Tentara kekaisaran meninggalkan desa-desa dan kota-kota Langkegart, terlepas dari apakah tempat-tempat itu akan dihancurkan atau tidak. Mereka tidak menyia-nyiakan jalur mereka secara sia-sia.
Carnius adalah seorang komandan yang tahu bagaimana mengorbankan hal kecil demi hal besar. Itulah mengapa dia dijuluki ‘Darah Besi’… dan juga mengapa dia tidak pernah mendapatkan ketenaran sebanyak Iblis Pedang Ferzen.
‘Tentu saja, aku juga kurang memiliki kemampuan bertarung. Iblis Pedang Ferzen di masa jayanya hampir seperti manusia super…’
Sang Iblis Pedang memang seorang jenderal hebat, tetapi terkadang ia mempercayakan tubuh dan nasibnya pada emosi yang membara dan intuisi ilahi. Orang-orang lebih menyukai pahlawan yang diberkati oleh Lou daripada ahli strategi yang penuh perhitungan.

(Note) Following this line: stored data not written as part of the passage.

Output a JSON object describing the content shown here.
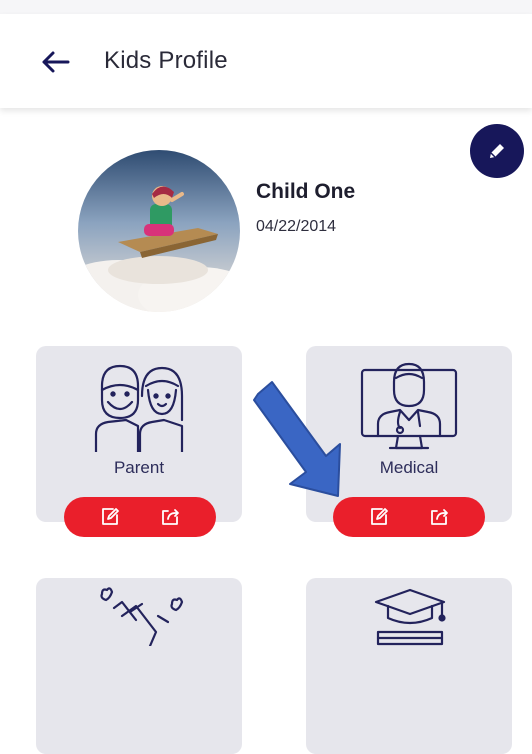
{
  "header": {
    "title": "Kids Profile",
    "back_icon": "arrow-left-icon"
  },
  "profile": {
    "name": "Child One",
    "dob": "04/22/2014",
    "edit_icon": "pencil-icon"
  },
  "cards": [
    {
      "label": "Parent",
      "icon": "parents-icon"
    },
    {
      "label": "Medical",
      "icon": "doctor-monitor-icon"
    },
    {
      "label": "",
      "icon": "clapping-hands-icon"
    },
    {
      "label": "",
      "icon": "graduation-cap-icon"
    }
  ],
  "colors": {
    "primary": "#17175a",
    "accent": "#ea1f2b",
    "card_bg": "#e6e6ec",
    "annotation_arrow": "#3a66c4"
  }
}
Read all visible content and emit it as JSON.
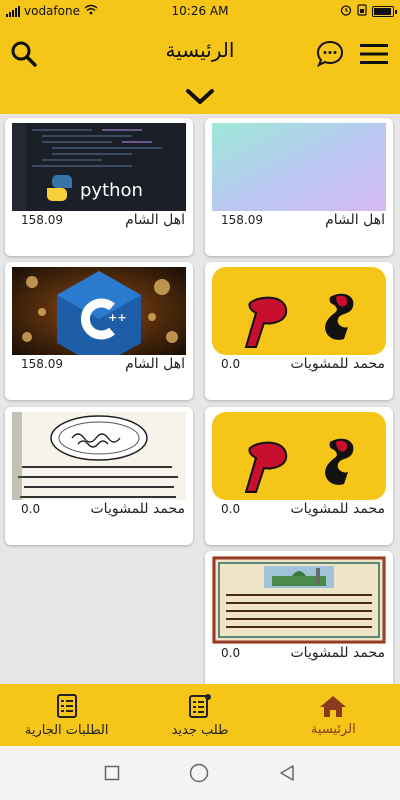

Carnius tidak mencoba meniru Ferzen. Ia memilih pendekatan yang mantap, tidak mengandalkan intuisi.
Pasukan kekaisaran bergerak maju dengan penuh semangat, mengurangi waktu yang seharusnya mereka habiskan untuk tidur dan makan. Setiap kali kaum barbar berhenti untuk menjarah persediaan lokal, pasukan Carnius semakin mendekat kepada mereka.
Dengan menghindari jalan memutar yang tidak perlu, Carnius secara bertahap mempersempit jarak dan akhirnya menyusul bagian belakang pasukan barbar.